The accumulated literature on three commonly used antileprosy drugs clofazimine, rifampicin, and dapsone-induced adverse effects does not contain any reference to cardiotoxicity so it is unlikely that these drugs are responsible for this patient’s heart failure

Leprosy patients are at risk of cardiac autonomic neuropathy. Solanki et al observed a high prevalence of abnormally prolonged QTc with female preponderance in middle-aged leprosy patients having predominantly multibacillary bacteriological profile. Leprosy imposed six times risk for prolonged QTc as great as that for the age- and gender-matched healthy controls. QTc value, a feature of cardiac autonomic neuropathy, did not correlate with age, duration, or clinical profile for leprosy and peripheral neuropathy.7

Treu et al showed lepromatous leprosy causes severe microvascular dysfunction and significant alterations in capillary structure.8 Since microvascular dysfunction is a systemic process that occurs similarly in the entire body,9 it is possible to consider that the impairment of microvascular function observed in the skin microvasculature also occurs in the coronary microcirculation, which results in heart failure.

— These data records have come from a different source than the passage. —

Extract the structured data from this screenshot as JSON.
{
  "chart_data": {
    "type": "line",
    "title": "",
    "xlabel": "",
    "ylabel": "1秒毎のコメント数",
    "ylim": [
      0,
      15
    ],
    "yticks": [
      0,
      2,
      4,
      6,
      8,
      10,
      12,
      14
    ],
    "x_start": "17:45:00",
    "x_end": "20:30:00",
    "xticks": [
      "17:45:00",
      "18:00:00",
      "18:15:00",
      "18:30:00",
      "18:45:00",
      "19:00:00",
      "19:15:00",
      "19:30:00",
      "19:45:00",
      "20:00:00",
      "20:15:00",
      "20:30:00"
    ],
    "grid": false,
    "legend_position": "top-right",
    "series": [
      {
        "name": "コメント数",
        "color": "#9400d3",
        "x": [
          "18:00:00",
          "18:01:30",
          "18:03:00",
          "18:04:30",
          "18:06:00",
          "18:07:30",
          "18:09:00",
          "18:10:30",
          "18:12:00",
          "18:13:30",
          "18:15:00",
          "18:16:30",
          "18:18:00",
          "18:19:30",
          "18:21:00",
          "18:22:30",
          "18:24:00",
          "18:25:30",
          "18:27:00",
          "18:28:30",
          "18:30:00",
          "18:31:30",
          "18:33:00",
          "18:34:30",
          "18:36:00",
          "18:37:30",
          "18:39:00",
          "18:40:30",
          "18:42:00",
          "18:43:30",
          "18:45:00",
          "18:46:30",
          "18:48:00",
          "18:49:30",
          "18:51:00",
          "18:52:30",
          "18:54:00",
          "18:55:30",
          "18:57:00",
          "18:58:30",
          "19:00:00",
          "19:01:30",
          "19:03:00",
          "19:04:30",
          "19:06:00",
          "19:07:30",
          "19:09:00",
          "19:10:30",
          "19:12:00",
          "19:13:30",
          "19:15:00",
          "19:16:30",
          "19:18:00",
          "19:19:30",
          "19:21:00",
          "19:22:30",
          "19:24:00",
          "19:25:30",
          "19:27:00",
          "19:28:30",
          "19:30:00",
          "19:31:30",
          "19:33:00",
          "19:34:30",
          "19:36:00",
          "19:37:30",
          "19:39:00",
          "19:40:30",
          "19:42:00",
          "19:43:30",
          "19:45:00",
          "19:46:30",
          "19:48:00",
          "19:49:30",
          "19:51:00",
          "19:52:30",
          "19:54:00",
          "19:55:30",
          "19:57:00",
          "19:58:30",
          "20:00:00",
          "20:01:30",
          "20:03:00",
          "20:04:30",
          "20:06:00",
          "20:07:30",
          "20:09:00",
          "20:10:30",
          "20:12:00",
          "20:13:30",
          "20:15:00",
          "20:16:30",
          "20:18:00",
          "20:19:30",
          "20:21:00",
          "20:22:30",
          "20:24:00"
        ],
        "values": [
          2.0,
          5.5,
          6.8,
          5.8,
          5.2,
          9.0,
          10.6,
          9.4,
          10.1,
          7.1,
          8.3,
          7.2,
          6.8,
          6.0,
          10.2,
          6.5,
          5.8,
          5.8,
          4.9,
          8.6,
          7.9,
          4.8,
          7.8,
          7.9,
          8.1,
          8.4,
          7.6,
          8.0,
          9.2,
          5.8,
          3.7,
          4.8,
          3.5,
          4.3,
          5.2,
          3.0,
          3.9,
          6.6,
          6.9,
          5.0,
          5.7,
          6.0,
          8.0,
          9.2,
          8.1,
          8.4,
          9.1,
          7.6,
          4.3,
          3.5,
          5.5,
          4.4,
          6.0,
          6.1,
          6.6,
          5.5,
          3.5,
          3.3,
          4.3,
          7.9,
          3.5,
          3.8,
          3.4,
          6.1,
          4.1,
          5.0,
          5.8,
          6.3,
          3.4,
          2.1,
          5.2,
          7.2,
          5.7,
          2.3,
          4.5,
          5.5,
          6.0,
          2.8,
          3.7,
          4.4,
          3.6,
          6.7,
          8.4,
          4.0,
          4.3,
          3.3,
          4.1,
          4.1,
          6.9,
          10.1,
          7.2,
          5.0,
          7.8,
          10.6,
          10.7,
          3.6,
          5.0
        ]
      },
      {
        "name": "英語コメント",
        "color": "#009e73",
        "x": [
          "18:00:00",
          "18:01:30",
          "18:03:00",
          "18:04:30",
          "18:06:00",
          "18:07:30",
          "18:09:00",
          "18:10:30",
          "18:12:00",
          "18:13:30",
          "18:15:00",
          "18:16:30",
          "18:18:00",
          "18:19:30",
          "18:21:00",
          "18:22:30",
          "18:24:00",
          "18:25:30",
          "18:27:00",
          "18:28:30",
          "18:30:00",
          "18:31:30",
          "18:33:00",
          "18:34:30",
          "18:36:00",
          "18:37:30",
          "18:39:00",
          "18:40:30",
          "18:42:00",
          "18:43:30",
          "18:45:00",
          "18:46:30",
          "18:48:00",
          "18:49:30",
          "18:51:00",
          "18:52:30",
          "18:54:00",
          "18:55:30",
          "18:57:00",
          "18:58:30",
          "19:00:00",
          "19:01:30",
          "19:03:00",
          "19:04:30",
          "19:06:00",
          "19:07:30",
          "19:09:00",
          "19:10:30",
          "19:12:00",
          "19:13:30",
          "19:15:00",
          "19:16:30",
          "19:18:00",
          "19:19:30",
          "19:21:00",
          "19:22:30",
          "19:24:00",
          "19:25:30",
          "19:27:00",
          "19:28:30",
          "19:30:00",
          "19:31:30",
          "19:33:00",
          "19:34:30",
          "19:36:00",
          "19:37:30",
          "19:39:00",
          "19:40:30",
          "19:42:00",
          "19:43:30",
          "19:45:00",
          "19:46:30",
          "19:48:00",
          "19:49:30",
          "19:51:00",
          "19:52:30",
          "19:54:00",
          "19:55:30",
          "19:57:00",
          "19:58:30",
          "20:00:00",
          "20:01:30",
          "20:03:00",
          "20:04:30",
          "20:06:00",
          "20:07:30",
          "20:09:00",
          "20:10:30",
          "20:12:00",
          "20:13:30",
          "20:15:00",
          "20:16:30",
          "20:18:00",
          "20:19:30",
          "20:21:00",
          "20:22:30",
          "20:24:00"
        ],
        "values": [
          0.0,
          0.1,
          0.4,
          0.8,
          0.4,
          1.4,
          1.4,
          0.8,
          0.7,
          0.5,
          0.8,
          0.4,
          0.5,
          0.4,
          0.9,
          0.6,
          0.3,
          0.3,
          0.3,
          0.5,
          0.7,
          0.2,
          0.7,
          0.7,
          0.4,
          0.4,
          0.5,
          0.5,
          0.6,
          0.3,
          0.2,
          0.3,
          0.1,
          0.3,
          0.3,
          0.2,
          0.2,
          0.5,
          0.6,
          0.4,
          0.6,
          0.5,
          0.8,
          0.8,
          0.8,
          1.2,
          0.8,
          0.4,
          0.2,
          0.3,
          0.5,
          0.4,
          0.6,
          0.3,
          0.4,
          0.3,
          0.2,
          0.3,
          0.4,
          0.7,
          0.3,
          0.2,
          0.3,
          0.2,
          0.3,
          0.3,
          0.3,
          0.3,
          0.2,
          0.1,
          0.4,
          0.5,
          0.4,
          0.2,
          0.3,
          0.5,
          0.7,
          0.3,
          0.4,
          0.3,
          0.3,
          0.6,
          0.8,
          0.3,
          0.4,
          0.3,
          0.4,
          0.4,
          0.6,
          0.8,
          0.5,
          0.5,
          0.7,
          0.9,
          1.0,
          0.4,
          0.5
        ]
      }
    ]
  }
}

Though the coronaries are normal in this patient, a chronic microvascular dysfunction that has caused myocardial failure can be considered.

Conclusion

There have been only a few case reports of patients with leprosy presenting with heart failure, our case being one of them. Leprosy can have varied and rare presentations. This case highlights the cardiac failure as a part of multisystem involvement in Hansen’s disease. Treatment of dilated cardiomyopathy caused by leprosy is the same as standard heart failure therapy with no role of immunosuppressants and steroids.